A menos de un mes de que ruede el balón en la Copa del Mundo, los empresarios del sector hotelero en múltiples ciudades de Estados Unidos se enfrentan a un escenario inesperado. Pues a pesar del despliegue mercadológico y la enorme expectativa internacional que rodea a la máxima justa del balompié, los niveles de ocupación anticipada se encuentran notablemente por debajo de las proyecciones iniciales.
En localidades que fungirán como sedes oficiales, tales como Kansas City, Houston, Miami y Nueva York, la fisonomía urbana ya exhibe campañas publicitarias, promociones comerciales y productos temáticos del torneo. No obstante, detrás de esta efervescencia visual, dueños y operadores de complejos de hospedaje externos externan su inquietud ante una demanda de alojamiento que avanza a un ritmo inusualmente lento en comparación con ciclos turísticos habituales.

Las cifras de la incertidumbre en las ciudades sede
La disparidad entre las expectativas del mercado y la realidad actual mantiene en vilo a la industria. Diversos miembros del gremio apuntaron que un volumen considerable de los alojamientos en las urbes mundialistas arrastra registros de ocupación inferiores a los documentados en estas mismas fechas durante el año previo. Esta coyuntura contradice los pronósticos económicos formulados en los años de planeación, los cuales vaticinaban llenos totales y tarifas récord.
Un ejemplo representativo de esta problemática se localiza en Houston, Texas, según refiere el medio británico BBC. Deidre Mathis, propietaria del hotel boutique Wanderstay, detalló que el índice de cuartos apartados para las jornadas del campeonato apenas ronda el 45%. La cifra resulta alarmante para la empresaria si se contrasta con el año anterior, cuando en un lapso similar el establecimiento rozaba el 70% de su capacidad. La situación es compleja si se toma en cuenta que este hotel se sitúa a poco más de un kilómetro de la zona oficial para aficionados y a una breve distancia en coche del estadio local.

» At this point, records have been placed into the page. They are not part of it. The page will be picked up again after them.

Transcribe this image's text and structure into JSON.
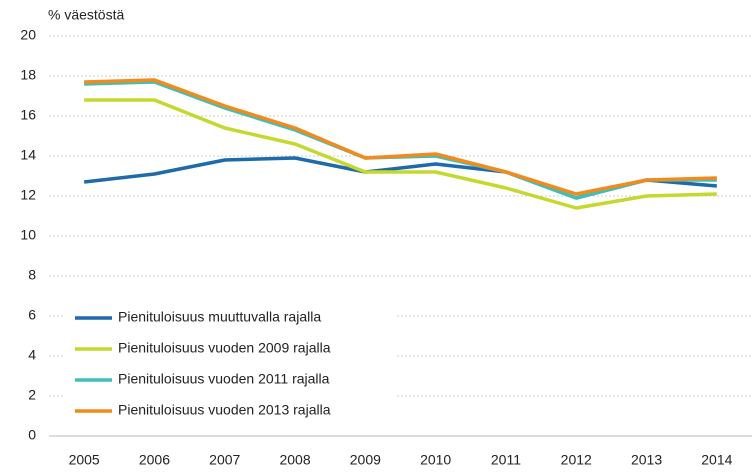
{
  "chart_data": {
    "type": "line",
    "y_label": "% väestöstä",
    "categories": [
      "2005",
      "2006",
      "2007",
      "2008",
      "2009",
      "2010",
      "2011",
      "2012",
      "2013",
      "2014"
    ],
    "series": [
      {
        "name": "Pienituloisuus muuttuvalla rajalla",
        "color": "#1f6aab",
        "values": [
          12.7,
          13.1,
          13.8,
          13.9,
          13.2,
          13.6,
          13.2,
          11.9,
          12.8,
          12.5
        ]
      },
      {
        "name": "Pienituloisuus vuoden 2009 rajalla",
        "color": "#c4d82e",
        "values": [
          16.8,
          16.8,
          15.4,
          14.6,
          13.2,
          13.2,
          12.4,
          11.4,
          12.0,
          12.1
        ]
      },
      {
        "name": "Pienituloisuus vuoden 2011 rajalla",
        "color": "#3fc0b5",
        "values": [
          17.6,
          17.7,
          16.4,
          15.3,
          13.9,
          14.0,
          13.2,
          11.9,
          12.8,
          12.8
        ]
      },
      {
        "name": "Pienituloisuus vuoden 2013 rajalla",
        "color": "#f28a1e",
        "values": [
          17.7,
          17.8,
          16.5,
          15.4,
          13.9,
          14.1,
          13.2,
          12.1,
          12.8,
          12.9
        ]
      }
    ],
    "ylim": [
      0,
      20
    ],
    "yticks": [
      0,
      2,
      4,
      6,
      8,
      10,
      12,
      14,
      16,
      18,
      20
    ],
    "grid": true,
    "legend": "lower left"
  }
}
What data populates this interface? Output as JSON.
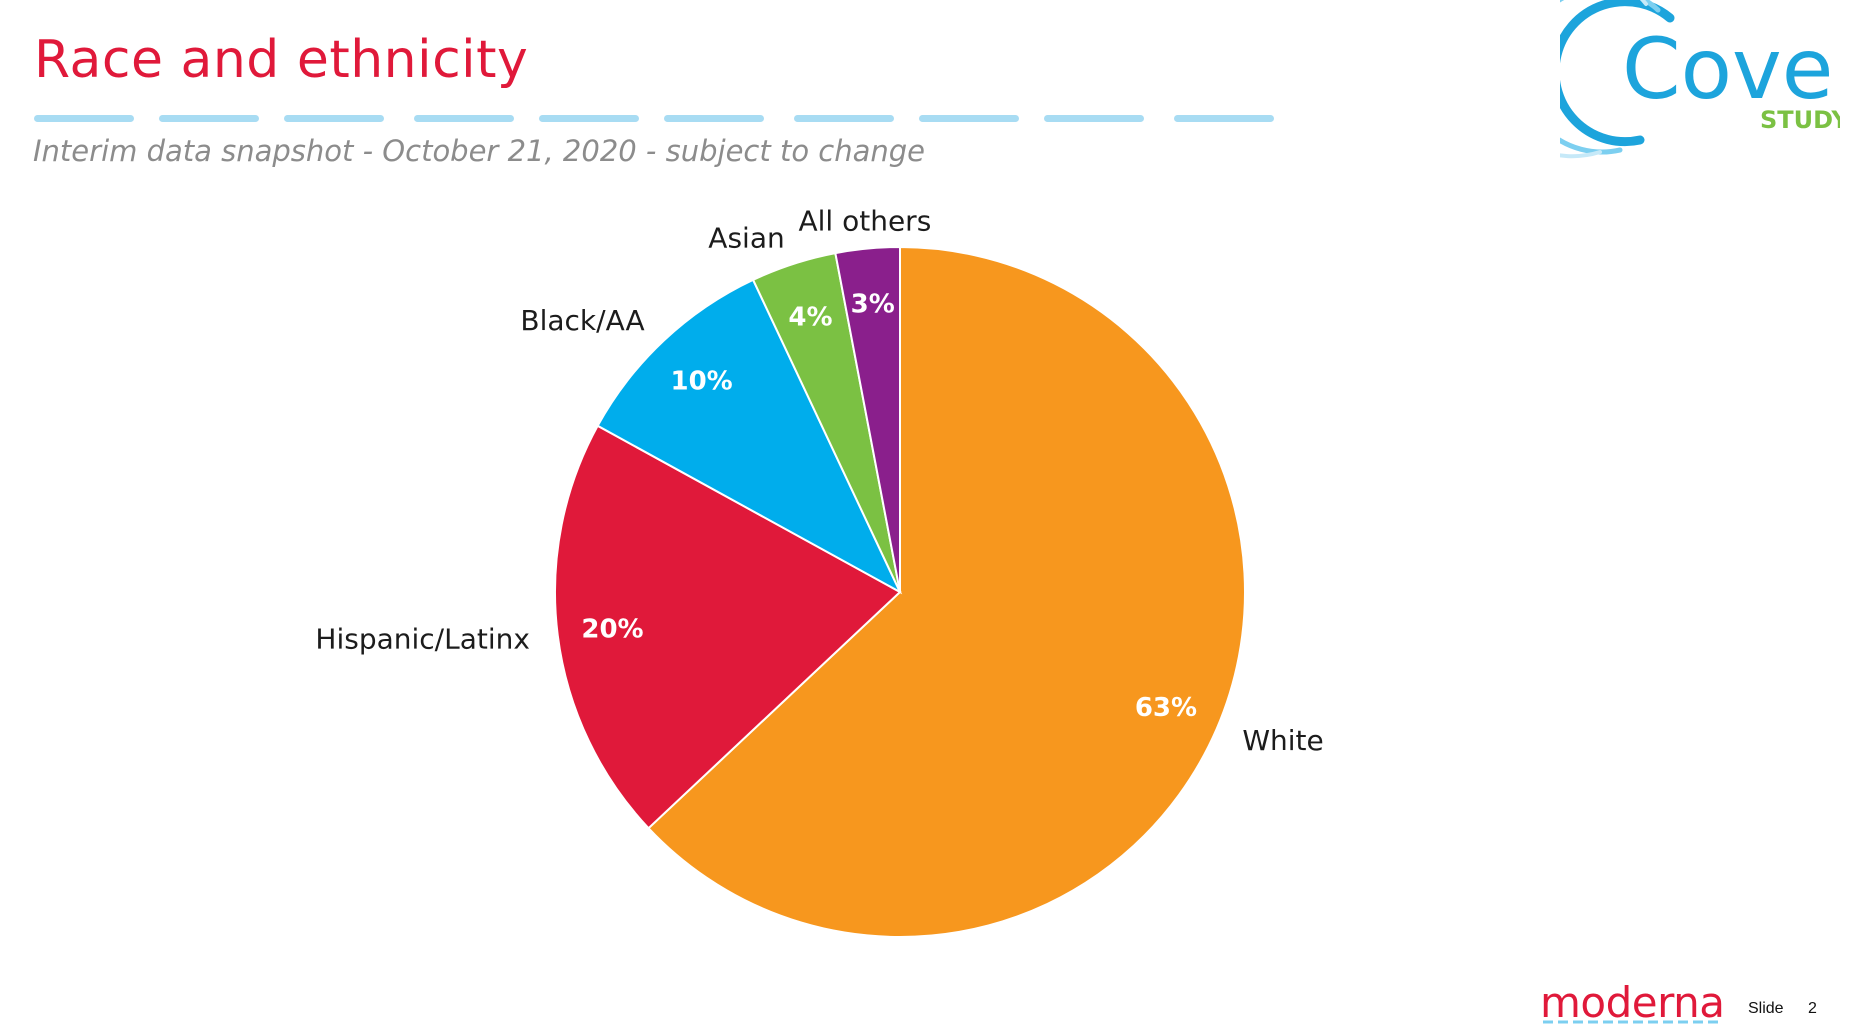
{
  "slide": {
    "title": "Race and ethnicity",
    "subtitle": "Interim data snapshot - October 21, 2020 - subject to change",
    "slide_label": "Slide",
    "slide_number": "2"
  },
  "brand": {
    "study_logo_main": "Cove",
    "study_logo_sub": "STUDY",
    "company": "moderna"
  },
  "colors": {
    "title": "#e0193a",
    "white": "#f7971e",
    "hispanic": "#e0193a",
    "black": "#00adec",
    "asian": "#7bc143",
    "others": "#8a1f8c",
    "dash": "#a8dcf3"
  },
  "chart_data": {
    "type": "pie",
    "title": "Race and ethnicity",
    "start": "12 o'clock, clockwise",
    "slices": [
      {
        "name": "White",
        "value": 63,
        "label": "63%",
        "color": "#f7971e"
      },
      {
        "name": "Hispanic/Latinx",
        "value": 20,
        "label": "20%",
        "color": "#e0193a"
      },
      {
        "name": "Black/AA",
        "value": 10,
        "label": "10%",
        "color": "#00adec"
      },
      {
        "name": "Asian",
        "value": 4,
        "label": "4%",
        "color": "#7bc143"
      },
      {
        "name": "All others",
        "value": 3,
        "label": "3%",
        "color": "#8a1f8c"
      }
    ]
  }
}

Altos costos y factores geopolíticos frenan a los aficionados
Especialistas e integrantes de la industria atribuyen este fenómeno a una combinación de variables socioeconómicas globales. Entre los detonantes principales destacan el encarecimiento generalizado del costo de vida, las tensiones diplomáticas entre Irán y Estados Unidos, y la ejecución de violentas redadas contra migrantes.
Por otro lado, las elevadas tarifas de las entradas para los partidos ejercen una presión financiera determinante. Para dimensionar el gasto, un boleto oficial de la final en el MetLife Stadium de Nueva Jersey alcanza los 32 mil 970 dólares, mientras que en el mercado de la reventa la cotización llega a escalar hasta los dos millones de dólares.

Ante este panorama, la American Hotel & Lodging Association (AHLA) confirmó que un porcentaje significativo de sus agremiados observa un dinamismo inferior al proyectado. Pese a que alternativas habitacionales como Airbnb sostienen métricas más optimistas, los hoteleros tradicionales confían en un repunte de último minuto, estimando que miles de fanáticos postergan sus contratos de hospedaje a la espera de que se definan los cruces y campamentos definitivos de sus selecciones nacionales.